The HalluRAG Dataset: Detecting Closed-Domain Hallucinations in RAG Applications Using an LLM's Internal States (2412.17056v2)

Published 22 Dec 2024 in cs.CL and cs.LG

Abstract: Detecting hallucinations in LLMs is critical for enhancing their reliability and trustworthiness. Most research focuses on hallucinations as deviations from information seen during training. However, the opaque nature of an LLM's parametric knowledge complicates the understanding of why generated texts appear ungrounded: The LLM might not have picked up the necessary knowledge from large and often inaccessible datasets, or the information might have been changed or contradicted during further training. Our focus is on hallucinations involving information not used in training, which we determine by using recency to ensure the information emerged after a cut-off date. This study investigates these hallucinations by detecting them at sentence level using different internal states of various LLMs. We present HalluRAG, a dataset designed to train classifiers on these hallucinations. Depending on the model and quantization, MLPs trained on HalluRAG detect hallucinations with test accuracies ranging up to 75 %, with Mistral-7B-Instruct-v0.1 achieving the highest test accuracies. Our results show that IAVs detect hallucinations as effectively as CEVs and reveal that answerable and unanswerable prompts are encoded differently as separate classifiers for these categories improved accuracy. However, HalluRAG showed some limited generalizability, advocating for more diversity in datasets on hallucinations.

Summary

The paper presents a novel dataset that leverages recency to train classifiers on detecting closed-domain hallucinations in LLM outputs.
It distinguishes between parametric and contextual knowledge, using LLM internal states for enhanced hallucination detection.
Experimental results show up to 75% test accuracy, with significant gains for unanswerable queries in models like Mistral-7B.

Detecting Closed-Domain Hallucinations in Retrieval-Augmented Generation Systems

The paper "The HalluRAG Dataset: Detecting Closed-Domain Hallucinations in RAG Applications Using an LLM's Internal States" by Fabian Ridder and Malte Schilling presents a detailed paper on the identification of hallucinations in LLMs. These hallucinations refer to instances where LLMs produce outputs that are ungrounded in any training or contextual data, posing significant challenges to the reliability of these models in practical applications.

Overview and Objectives

LLMs have become increasingly capable in generating coherent and contextually relevant text through techniques like retrieval-augmented generation (RAG). However, these systems still frequently generate hallucinations, which are misleading or erroneous outputs that can occur even when trained on extensive datasets. The paper aims to improve hallucination detection by presenting HalluRAG, a dataset specifically developed to train classifiers in recognizing closed-domain hallucinations, focusing on cases where knowledge could not possibly be present in the training data due to its recency.

Methodology

The authors distinguish between different types of knowledge within LLMs: parametric knowledge (information encoded during training) and contextual knowledge (information provided as input at inference time). The HalluRAG dataset is designed to focus on closed-domain hallucinations leveraging the notion of recency to ensure that queries involve information the model could not have encountered during training.

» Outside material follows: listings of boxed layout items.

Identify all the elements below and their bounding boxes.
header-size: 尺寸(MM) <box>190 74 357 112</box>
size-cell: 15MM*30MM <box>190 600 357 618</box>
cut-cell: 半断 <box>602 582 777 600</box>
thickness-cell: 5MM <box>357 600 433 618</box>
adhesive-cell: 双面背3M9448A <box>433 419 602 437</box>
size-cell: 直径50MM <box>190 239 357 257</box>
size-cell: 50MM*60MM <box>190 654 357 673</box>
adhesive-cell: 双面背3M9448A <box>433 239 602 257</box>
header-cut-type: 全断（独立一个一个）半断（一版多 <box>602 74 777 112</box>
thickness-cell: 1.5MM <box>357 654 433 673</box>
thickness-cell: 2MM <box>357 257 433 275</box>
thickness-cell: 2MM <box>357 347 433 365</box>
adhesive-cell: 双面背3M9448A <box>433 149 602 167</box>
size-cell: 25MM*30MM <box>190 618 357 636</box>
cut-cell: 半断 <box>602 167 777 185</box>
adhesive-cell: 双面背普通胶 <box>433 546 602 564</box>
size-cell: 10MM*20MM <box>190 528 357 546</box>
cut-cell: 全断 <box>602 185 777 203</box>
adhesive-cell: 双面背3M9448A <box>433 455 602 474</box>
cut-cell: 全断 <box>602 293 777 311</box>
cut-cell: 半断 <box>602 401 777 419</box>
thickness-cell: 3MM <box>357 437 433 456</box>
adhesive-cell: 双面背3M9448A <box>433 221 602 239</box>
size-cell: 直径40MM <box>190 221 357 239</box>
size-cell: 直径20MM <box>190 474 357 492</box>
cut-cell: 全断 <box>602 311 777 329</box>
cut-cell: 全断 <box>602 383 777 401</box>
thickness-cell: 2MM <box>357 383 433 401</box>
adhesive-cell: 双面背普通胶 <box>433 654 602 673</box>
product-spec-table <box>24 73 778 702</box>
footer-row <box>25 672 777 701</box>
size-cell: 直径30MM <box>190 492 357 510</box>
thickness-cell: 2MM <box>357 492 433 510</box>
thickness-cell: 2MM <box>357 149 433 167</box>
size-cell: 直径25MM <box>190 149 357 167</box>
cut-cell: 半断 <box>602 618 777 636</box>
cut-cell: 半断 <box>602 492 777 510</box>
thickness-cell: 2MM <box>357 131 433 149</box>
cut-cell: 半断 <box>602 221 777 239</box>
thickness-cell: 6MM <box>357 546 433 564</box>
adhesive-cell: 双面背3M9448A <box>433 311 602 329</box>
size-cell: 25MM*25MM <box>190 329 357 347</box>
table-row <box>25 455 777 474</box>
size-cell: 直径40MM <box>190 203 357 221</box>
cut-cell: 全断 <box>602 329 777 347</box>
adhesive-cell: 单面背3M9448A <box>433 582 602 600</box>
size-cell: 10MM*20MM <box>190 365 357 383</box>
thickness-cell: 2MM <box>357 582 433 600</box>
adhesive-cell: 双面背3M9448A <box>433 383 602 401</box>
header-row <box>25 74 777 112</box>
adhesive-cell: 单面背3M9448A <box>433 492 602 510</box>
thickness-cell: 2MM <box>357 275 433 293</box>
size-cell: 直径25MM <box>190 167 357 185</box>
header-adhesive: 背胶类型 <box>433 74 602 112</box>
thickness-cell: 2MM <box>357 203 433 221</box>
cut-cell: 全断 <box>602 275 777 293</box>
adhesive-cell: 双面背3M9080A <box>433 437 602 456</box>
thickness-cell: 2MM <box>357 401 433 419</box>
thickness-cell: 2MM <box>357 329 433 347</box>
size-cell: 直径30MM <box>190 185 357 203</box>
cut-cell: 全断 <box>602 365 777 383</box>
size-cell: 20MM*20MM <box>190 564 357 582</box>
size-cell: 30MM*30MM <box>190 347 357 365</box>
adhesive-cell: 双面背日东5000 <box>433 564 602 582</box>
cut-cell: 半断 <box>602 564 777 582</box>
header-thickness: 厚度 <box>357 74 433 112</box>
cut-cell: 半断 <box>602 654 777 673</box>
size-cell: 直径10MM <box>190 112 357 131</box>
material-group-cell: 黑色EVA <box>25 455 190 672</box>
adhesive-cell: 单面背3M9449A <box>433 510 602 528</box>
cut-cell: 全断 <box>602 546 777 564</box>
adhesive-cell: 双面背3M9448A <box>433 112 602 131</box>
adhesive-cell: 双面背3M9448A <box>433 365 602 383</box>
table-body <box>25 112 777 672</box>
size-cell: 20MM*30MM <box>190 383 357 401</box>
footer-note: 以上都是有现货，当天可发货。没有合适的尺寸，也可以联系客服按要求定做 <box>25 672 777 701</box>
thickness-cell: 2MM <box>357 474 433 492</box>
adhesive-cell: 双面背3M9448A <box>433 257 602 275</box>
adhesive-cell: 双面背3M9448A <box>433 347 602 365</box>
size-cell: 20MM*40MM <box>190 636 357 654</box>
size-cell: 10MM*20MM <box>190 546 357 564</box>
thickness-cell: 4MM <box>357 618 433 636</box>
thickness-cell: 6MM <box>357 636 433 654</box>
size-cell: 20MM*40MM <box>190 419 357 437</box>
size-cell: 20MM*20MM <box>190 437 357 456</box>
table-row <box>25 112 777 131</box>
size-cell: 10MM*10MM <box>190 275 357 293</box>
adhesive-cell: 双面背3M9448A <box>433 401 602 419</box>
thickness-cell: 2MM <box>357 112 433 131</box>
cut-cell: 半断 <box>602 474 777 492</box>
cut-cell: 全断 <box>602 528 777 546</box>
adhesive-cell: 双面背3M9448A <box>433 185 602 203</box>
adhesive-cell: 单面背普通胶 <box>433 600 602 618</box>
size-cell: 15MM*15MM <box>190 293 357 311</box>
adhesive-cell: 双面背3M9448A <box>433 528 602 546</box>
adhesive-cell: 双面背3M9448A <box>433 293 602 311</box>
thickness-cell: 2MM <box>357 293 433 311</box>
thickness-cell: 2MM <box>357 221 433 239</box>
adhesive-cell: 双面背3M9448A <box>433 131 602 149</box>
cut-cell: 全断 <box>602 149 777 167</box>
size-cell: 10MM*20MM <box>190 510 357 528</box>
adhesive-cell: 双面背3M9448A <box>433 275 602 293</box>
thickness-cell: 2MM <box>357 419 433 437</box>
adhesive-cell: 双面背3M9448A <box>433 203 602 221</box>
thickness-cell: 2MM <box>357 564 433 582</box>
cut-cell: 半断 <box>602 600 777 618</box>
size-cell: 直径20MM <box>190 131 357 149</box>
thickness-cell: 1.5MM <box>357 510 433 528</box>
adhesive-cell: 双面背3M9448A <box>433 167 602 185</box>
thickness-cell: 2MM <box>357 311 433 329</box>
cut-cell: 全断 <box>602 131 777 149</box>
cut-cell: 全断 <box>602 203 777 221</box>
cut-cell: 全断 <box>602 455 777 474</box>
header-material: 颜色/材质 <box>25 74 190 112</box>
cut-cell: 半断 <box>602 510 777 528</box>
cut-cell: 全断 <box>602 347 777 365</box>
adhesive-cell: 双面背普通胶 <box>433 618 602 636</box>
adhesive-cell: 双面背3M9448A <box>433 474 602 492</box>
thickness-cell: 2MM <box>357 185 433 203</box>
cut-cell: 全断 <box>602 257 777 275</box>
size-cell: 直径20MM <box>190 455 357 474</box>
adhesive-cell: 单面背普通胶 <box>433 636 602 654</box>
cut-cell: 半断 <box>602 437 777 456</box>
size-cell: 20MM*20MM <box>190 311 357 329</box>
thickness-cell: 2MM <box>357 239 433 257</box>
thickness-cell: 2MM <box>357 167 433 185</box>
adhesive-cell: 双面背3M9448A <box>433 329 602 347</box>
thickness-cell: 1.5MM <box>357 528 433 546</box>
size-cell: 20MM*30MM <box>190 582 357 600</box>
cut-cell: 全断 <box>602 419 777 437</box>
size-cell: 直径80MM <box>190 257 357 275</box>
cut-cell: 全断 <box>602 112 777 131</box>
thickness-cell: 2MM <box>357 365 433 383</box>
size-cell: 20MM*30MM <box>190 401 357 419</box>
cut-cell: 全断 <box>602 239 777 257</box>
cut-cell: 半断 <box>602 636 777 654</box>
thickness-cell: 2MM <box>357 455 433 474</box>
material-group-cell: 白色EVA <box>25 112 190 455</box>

The process of creating HalluRAG involves:

Extracting recent data points from Wikipedia by checking article and reference timestamps to guarantee recency.
Formulating questions and answers from this data using GPT-4o.
Creating RAG prompts that are either answerable (context provided) or unanswerable (no relevant context), ensuring a realistic test of RAG systems.

To train classifiers, the authors utilize various internal state data from LLMs during generation, such as contextualized embedding vectors and intermediate activation values. Multiple configurations of LLMs, including LLaMA-2-7B and Mistral-7B, are employed to train multilayer perceptrons (MLPs) for hallucination detection.

Results

The findings indicate that classifiers trained on HalluRAG achieve test accuracies ranging up to 75%, with notable performance variations depending on the LLM and its quantization level. For instance, the Mistral-7B model achieved higher detection accuracies, suggesting a potential advantage in its internal representation of language or training methodology.

Significant test accuracy improvements were observed when training separate classifiers for answerable and unanswerable questions, with Mistral-7B demonstrating near-perfect accuracy on unanswerable prompts. These results highlight how distinguishing between types of queries can enhance the detection of hallucinations.

Implications and Future Work

The paper's insights stress the importance of diverse and representative training sets for effective hallucination detection. It also underlines the potential of recent data (recency criterion) as a methodological innovation in discerning hallucinations in LLM outputs.

Moving forward, there is ample room for enhancing these detection methods by expanding datasets to include a wider variety of prompts and continually refining LLM architectures to better represent factual and contextual coherence. Moreover, the generalizability of these detection models across different datasets or domains remains an essential focus for future research, as the current models display limited cross-dataset applicability.

In summary, this paper contributes a structured approach to hallucination detection in LLMs, providing both a valuable dataset and methodological insights that could significantly improve the reliability of LLM applications in diverse fields.